Rebecca Goldin Ph.D
There’s no way of better inspiring people to think about math than to give them a conundrum where the stakes are high. So it is in the Monty Hall Game, which became famous on the program Let’s Make a Deal in the 1980s. The game gets played as follows. There are three doors, numbered 1, 2, and 3. Behind one of them is a car, and behind the other two are goats. First, a player chooses one of three doors, say Door Number 1. The host then reveals one of the other two with a goat behind it, say Door Number 2. Then the player is offered to switch to Door Number 3 – should she switch?
Our intuition may not be our best friend here. Your gut may tell you that by opening a door that has no goat behind it, you have gained no information (you already knew that there was at least one goat behind Door 2 or Door 3). So your chance of winning is just 50/50. But here’s where it gets confusing. Your best strategy depends on how the game really played.
If the rules require the host to open one of the remaining doors with a goat behind it, then you should switch. When you picked Door Number 1, there was a 1/3 chance that your door has the car, and 2/3 chance that the car is behind one of the other two doors. After the host reveals that one of them has a goat, if you switch to the remaining door, you’ll have a 2/3 chance of winning.
On the other hand, if the host is not required to offer a switch, the odds may not be on your side to switch. And depending on what rule he’s following, your chance of winning or not could rise or fall considerably.
Take for example, the case where the host knows there’s a goat behind Door Number 2, and no matter what choice you make, he intends to open that door. So if you choose Door Number 2 right at the beginning, you lose. If you don’t choose it, then he opens Door Number 2 and offers you the chance to switch. Your chance of winning is now 1/2, regardless of whether you switch or not.
On the other hand, the host could be truly mean-spirited. If you choose a wrong door, he plans to open it and show you that you got yourself a goat. If you choose a correct door, you are offered to switch (and even offered money to take it). Now the chance of you winning if you switch has been reduced to zero!
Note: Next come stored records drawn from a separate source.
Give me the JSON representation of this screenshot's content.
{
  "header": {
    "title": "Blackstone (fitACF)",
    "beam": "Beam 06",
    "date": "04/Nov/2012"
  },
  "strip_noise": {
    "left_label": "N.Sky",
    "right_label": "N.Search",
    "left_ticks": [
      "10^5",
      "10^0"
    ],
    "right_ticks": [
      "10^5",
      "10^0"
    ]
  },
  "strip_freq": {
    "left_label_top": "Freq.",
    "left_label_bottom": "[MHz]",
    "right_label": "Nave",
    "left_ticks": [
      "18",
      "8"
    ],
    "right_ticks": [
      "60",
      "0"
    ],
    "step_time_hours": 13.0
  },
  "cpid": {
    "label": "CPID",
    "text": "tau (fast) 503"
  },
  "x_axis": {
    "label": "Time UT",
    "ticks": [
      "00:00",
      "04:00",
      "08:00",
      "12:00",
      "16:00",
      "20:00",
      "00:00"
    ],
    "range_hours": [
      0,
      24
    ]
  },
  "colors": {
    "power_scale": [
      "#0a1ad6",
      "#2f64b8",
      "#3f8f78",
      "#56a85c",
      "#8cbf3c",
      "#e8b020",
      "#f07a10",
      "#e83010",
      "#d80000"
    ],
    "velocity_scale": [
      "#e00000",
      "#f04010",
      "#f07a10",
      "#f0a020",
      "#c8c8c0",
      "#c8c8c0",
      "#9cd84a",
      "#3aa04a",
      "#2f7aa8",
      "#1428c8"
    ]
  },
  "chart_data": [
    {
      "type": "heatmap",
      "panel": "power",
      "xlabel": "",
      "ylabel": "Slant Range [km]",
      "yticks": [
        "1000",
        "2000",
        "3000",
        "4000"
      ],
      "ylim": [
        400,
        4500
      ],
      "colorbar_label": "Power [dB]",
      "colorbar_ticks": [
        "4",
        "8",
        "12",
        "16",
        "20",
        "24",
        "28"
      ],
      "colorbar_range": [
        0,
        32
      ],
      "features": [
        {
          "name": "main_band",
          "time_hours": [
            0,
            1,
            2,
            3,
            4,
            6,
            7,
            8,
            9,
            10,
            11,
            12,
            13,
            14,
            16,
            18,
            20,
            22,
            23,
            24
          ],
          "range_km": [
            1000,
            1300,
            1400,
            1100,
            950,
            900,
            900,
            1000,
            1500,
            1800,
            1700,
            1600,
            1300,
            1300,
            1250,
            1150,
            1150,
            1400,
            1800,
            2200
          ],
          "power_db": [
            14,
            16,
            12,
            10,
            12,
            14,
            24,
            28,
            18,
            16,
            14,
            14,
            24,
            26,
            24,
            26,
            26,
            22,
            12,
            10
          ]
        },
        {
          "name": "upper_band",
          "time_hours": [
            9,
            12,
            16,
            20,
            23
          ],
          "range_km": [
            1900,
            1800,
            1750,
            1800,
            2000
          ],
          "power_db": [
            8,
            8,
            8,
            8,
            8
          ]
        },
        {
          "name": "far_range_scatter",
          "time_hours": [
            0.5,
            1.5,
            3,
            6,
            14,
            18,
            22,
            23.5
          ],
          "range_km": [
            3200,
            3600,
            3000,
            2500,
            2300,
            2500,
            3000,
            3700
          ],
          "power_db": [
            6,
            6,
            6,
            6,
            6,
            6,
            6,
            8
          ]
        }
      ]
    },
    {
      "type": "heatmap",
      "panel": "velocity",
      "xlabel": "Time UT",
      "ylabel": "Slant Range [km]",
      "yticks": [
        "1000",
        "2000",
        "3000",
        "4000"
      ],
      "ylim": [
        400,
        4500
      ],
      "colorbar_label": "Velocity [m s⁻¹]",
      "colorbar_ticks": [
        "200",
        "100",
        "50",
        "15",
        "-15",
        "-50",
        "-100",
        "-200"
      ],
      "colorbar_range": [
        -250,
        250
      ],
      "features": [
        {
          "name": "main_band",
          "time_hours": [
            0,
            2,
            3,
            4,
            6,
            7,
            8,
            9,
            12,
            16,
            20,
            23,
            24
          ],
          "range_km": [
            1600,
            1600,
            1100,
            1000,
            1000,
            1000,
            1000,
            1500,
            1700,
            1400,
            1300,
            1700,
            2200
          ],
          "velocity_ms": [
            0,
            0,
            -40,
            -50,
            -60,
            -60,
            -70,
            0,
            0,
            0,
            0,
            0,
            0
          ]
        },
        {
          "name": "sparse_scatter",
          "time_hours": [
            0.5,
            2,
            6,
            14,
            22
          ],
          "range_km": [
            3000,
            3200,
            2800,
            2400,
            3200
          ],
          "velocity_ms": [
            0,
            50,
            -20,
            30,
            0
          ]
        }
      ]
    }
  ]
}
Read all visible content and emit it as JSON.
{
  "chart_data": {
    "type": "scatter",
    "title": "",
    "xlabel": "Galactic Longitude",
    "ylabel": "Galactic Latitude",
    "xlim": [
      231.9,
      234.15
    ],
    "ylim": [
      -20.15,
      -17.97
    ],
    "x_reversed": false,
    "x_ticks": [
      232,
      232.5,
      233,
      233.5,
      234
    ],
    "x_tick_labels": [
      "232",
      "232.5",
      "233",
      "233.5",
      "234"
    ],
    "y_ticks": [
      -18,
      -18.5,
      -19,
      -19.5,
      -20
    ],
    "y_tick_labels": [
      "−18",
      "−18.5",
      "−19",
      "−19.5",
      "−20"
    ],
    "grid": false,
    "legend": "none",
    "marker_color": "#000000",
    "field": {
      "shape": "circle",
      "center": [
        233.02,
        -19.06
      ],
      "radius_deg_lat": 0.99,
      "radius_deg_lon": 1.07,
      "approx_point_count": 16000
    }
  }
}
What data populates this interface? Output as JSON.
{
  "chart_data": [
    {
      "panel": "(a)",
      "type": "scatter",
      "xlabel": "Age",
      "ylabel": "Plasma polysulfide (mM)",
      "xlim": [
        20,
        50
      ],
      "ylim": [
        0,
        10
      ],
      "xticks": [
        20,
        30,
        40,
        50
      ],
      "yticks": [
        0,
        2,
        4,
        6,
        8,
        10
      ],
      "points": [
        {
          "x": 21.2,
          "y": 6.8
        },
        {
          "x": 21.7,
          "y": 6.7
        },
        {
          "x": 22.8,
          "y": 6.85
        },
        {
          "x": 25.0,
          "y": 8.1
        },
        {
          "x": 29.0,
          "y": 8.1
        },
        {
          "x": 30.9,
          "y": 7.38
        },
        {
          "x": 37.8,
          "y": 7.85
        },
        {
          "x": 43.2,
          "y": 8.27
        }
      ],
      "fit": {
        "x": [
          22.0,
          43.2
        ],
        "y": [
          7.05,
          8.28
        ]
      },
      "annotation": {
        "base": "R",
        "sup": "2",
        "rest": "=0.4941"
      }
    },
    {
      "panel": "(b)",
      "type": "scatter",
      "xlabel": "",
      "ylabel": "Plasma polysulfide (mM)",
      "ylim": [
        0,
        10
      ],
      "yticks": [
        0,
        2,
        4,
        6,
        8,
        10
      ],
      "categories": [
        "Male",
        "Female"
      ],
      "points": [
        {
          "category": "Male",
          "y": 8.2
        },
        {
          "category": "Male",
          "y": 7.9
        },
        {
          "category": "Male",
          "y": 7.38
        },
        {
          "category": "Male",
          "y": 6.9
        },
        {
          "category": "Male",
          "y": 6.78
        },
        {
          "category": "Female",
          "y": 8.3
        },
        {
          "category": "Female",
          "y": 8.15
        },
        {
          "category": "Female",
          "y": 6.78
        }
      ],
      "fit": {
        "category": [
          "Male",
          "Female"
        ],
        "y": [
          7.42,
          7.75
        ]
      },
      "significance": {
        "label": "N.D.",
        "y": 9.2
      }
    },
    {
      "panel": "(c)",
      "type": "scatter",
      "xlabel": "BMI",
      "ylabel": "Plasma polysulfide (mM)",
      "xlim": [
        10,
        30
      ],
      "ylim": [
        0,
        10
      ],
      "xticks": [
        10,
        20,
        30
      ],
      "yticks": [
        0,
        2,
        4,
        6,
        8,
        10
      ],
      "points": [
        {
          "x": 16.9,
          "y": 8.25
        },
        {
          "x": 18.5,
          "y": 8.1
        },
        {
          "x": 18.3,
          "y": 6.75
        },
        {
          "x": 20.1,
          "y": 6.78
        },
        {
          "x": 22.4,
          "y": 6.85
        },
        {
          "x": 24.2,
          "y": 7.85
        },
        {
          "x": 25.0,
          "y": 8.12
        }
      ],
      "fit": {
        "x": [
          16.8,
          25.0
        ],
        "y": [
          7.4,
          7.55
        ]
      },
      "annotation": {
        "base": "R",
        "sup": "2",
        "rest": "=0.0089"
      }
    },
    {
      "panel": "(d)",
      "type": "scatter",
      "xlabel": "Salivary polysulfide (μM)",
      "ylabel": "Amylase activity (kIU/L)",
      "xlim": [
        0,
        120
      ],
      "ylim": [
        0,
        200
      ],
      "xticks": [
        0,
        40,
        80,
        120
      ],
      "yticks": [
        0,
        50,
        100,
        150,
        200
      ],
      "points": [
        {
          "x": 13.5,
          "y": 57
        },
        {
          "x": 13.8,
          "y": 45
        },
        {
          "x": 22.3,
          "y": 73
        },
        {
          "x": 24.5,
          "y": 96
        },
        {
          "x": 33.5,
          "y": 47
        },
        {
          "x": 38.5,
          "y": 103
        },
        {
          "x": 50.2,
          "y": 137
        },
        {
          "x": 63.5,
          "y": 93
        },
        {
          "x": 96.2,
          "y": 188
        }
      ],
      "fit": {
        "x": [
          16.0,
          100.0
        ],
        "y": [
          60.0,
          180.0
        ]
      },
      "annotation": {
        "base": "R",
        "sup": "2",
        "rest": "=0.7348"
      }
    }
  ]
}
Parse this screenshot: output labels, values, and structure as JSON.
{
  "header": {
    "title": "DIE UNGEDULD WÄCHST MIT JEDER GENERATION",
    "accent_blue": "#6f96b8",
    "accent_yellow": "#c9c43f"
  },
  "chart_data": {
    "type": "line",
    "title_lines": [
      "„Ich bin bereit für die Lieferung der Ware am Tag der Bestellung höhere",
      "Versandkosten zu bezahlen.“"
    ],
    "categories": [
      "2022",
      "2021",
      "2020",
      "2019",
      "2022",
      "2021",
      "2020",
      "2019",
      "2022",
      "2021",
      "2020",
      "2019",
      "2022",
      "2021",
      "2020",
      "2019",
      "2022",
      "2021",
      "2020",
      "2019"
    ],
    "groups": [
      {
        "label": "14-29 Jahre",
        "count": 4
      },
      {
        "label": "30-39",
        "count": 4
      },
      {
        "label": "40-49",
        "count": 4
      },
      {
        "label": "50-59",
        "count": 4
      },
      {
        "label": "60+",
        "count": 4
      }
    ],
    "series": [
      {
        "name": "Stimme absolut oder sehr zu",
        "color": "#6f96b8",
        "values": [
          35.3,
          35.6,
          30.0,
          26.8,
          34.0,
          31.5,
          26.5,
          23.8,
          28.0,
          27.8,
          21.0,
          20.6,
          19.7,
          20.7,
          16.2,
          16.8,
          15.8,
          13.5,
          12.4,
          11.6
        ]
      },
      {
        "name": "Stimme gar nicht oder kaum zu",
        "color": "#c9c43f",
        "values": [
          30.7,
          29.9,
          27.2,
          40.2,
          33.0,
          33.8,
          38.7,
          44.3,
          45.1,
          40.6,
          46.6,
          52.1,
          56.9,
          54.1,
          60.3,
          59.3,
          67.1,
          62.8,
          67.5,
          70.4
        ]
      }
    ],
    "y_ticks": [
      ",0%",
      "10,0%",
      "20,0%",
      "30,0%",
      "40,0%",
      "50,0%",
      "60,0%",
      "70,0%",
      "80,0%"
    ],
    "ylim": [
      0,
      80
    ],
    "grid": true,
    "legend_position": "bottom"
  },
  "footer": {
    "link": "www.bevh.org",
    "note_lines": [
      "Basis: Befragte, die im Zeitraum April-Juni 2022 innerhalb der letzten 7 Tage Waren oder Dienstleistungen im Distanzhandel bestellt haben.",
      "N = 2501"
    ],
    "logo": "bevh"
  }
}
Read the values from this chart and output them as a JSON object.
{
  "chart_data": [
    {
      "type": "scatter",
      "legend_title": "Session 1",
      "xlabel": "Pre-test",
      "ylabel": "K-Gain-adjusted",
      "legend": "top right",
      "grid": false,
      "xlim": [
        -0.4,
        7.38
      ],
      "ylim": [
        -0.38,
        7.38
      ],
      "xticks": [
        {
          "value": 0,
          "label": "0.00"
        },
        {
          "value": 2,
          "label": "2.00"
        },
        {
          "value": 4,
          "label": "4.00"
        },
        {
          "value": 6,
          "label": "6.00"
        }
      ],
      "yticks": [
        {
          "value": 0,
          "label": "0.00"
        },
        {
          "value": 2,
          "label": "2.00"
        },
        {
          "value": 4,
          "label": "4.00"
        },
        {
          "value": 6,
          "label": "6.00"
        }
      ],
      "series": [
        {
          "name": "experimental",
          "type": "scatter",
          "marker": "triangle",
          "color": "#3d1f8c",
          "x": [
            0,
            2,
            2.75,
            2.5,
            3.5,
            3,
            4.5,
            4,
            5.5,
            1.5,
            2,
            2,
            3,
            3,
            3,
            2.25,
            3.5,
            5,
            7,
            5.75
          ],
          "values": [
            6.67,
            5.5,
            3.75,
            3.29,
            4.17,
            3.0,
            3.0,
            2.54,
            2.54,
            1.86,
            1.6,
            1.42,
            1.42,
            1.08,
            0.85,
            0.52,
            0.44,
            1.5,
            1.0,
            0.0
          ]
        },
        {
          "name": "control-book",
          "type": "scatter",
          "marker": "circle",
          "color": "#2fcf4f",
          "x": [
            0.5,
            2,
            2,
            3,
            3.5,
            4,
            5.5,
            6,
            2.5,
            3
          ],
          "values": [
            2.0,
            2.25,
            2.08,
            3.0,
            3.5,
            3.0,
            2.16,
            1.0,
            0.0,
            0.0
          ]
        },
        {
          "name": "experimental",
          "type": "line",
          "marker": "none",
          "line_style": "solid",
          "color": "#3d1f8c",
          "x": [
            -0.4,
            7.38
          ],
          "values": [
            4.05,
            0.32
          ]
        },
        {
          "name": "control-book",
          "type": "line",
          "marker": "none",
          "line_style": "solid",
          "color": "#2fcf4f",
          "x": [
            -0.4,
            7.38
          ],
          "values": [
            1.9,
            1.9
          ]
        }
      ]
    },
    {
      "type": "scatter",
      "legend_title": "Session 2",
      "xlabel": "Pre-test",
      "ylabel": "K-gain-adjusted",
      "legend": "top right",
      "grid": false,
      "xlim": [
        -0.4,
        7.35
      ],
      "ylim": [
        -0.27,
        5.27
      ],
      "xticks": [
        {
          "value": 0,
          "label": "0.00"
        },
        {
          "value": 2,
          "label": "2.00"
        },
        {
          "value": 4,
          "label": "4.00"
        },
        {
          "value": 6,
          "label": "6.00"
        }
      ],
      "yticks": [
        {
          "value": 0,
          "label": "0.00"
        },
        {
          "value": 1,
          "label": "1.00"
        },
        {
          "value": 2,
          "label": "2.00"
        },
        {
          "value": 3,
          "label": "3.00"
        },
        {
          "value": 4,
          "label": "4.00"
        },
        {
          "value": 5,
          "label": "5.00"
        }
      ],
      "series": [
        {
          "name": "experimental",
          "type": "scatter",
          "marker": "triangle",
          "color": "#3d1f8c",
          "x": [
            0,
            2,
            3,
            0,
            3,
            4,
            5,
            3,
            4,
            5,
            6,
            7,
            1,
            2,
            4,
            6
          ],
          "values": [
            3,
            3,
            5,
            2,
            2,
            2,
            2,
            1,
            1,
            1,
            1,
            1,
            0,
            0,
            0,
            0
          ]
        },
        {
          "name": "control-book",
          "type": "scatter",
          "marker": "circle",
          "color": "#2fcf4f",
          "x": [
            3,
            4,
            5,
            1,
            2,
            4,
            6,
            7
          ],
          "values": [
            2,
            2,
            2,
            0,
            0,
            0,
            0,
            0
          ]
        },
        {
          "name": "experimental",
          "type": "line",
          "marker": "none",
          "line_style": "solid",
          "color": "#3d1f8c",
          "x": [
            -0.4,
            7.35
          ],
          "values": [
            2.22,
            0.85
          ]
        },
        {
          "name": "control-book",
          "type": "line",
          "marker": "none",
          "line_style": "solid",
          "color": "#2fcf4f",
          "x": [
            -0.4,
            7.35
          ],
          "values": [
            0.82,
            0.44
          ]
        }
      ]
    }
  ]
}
This problem illustrates the importance in mathematics of having a very clearly stated problem. The problem of whether you should switch is not answerable without a clear statement of the host’s strategy.
Recently, the mathematics of this problem has been applied to psychological experiments involving choice rationalization. The New York Times’ John Tierney has done an outstanding job at explaining the mathematical mistake made by some researchers in establishing a baseline for preference while conducting these experiments. The graphics are extremely illustrative, both in establishing how the Monty Hall problem is related, and in how an excellent article about a confusing yet inspiring math brain teaser can be written.
April 22, 2008 at 9:24 am |
Consider this variant: the host MUST open one of the two doors not selected by the player, but the host DOES NOT KNOW where the car is, so the host chooses randomly and HAPPENS to open a door to reveal a goat. Now, should the player switch?